A thought-provoking rhetorical question or five, of course, isn’t any more useful than a cliché—which itself might be a necessary shorthand. But encouraging us to encounter things diagonally, sometimes, is worth a shot.
Toews’s first book, Stolen City: Racial Capitalism and the Making of Winnipeg (ARP Books, 2018), grows out of his own dissertation in geography. This intensely different book sharply and faithfully recounts the facts of how people in a race-riven class society found vehicles (churches, nations, business improvement districts, unions, armies, country music scenes, inquiries, condo boards) to set, contest, and reset the terms of the human transformation of the land and of each other across a whole region. A carefully researched nonfiction record, it’s also written to shreds—a description of what happened that shows us what could be done by showing us what has been done, for centuries. Toews, it’s worth mentioning, is also an organizer.

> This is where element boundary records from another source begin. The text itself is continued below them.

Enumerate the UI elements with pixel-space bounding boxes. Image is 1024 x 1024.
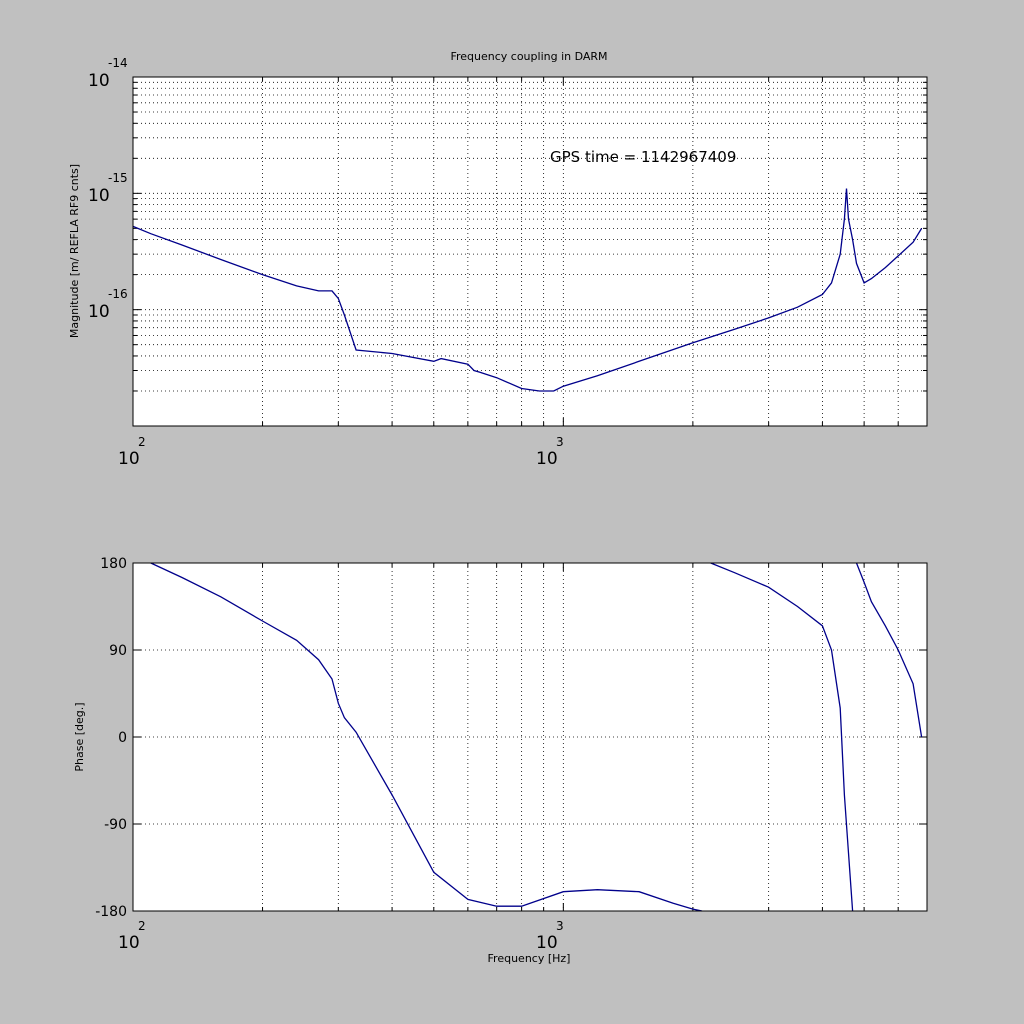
phase-panel: Phase [deg.] Frequency [Hz] 180 90 0 -90… (73, 556, 928, 965)
gps-time-annotation: GPS time = 1142967409 (550, 148, 736, 166)
phase-x-tick-exp: 2 (138, 919, 146, 933)
phase-series-line-segment (710, 562, 854, 912)
phase-x-axis-label: Frequency [Hz] (488, 952, 571, 965)
magnitude-y-tick-base: 10 (88, 302, 110, 322)
phase-y-tick-label: -180 (95, 904, 127, 920)
magnitude-y-tick-exp: -14 (108, 56, 128, 70)
phase-series-line (150, 562, 703, 912)
phase-x-tick-base: 10 (536, 933, 558, 953)
phase-y-tick-label: 0 (118, 730, 127, 746)
phase-y-axis-label: Phase [deg.] (73, 702, 86, 771)
magnitude-y-axis-label: Magnitude [m/ REFLA RF9 cnts] (68, 164, 81, 338)
magnitude-panel: Frequency coupling in DARM GPS time = 11… (68, 50, 928, 469)
phase-y-tick-label: 90 (109, 643, 127, 659)
phase-series-line-segment (855, 562, 923, 738)
magnitude-y-tick-base: 10 (88, 71, 110, 91)
phase-x-tick-exp: 3 (556, 919, 564, 933)
magnitude-title: Frequency coupling in DARM (450, 50, 607, 63)
phase-y-tick-label: -90 (104, 817, 127, 833)
phase-y-tick-label: 180 (100, 556, 127, 572)
magnitude-x-tick-base: 10 (536, 449, 558, 469)
magnitude-x-tick-base: 10 (118, 449, 140, 469)
magnitude-series-line (132, 188, 923, 392)
magnitude-y-tick-exp: -15 (108, 171, 128, 185)
phase-x-tick-base: 10 (118, 933, 140, 953)
magnitude-y-tick-base: 10 (88, 186, 110, 206)
magnitude-x-tick-exp: 2 (138, 435, 146, 449)
magnitude-y-tick-exp: -16 (108, 287, 128, 301)
magnitude-plot-area (133, 77, 927, 426)
magnitude-x-tick-exp: 3 (556, 435, 564, 449)
magnitude-axes-box (132, 76, 928, 427)
magnitude-grid (132, 77, 928, 426)
phase-axes-box (132, 562, 928, 912)
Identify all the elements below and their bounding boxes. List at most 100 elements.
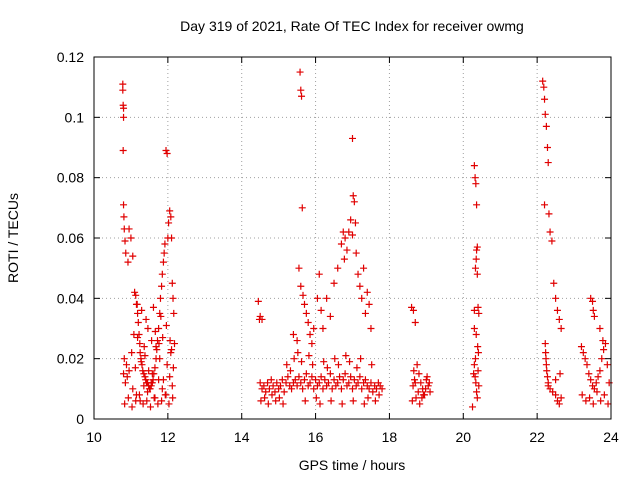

Reading Stolen City and Island Falls together teaches us something key about how to see familiar horrors anew, and how to think about and struggle with the inescapable challenge of telling that story in a useful way. How do we learn things about the world—about why there is suffering and what people can do about it—and how do we teach people what we’ve learned? How do we, collectively, snap out of it, and into something else?
I’m sorry to say for the poets that Jan’s anguished handwringing over finding the appropriate literary form never emerges as, in itself, all that interesting of a question. His desperate joke at the end about writing this into a musical, to make usable explanations “sing to us, the way they sang to him,” falls flat. Parlor games, like basketball, aren’t bad just because they’re not practically oriented. We learn a lot in the process. But thinking about how to put together things we know so that other people can encounter them, be changed by them, and make them useful—that’s the whole point, isn’t it?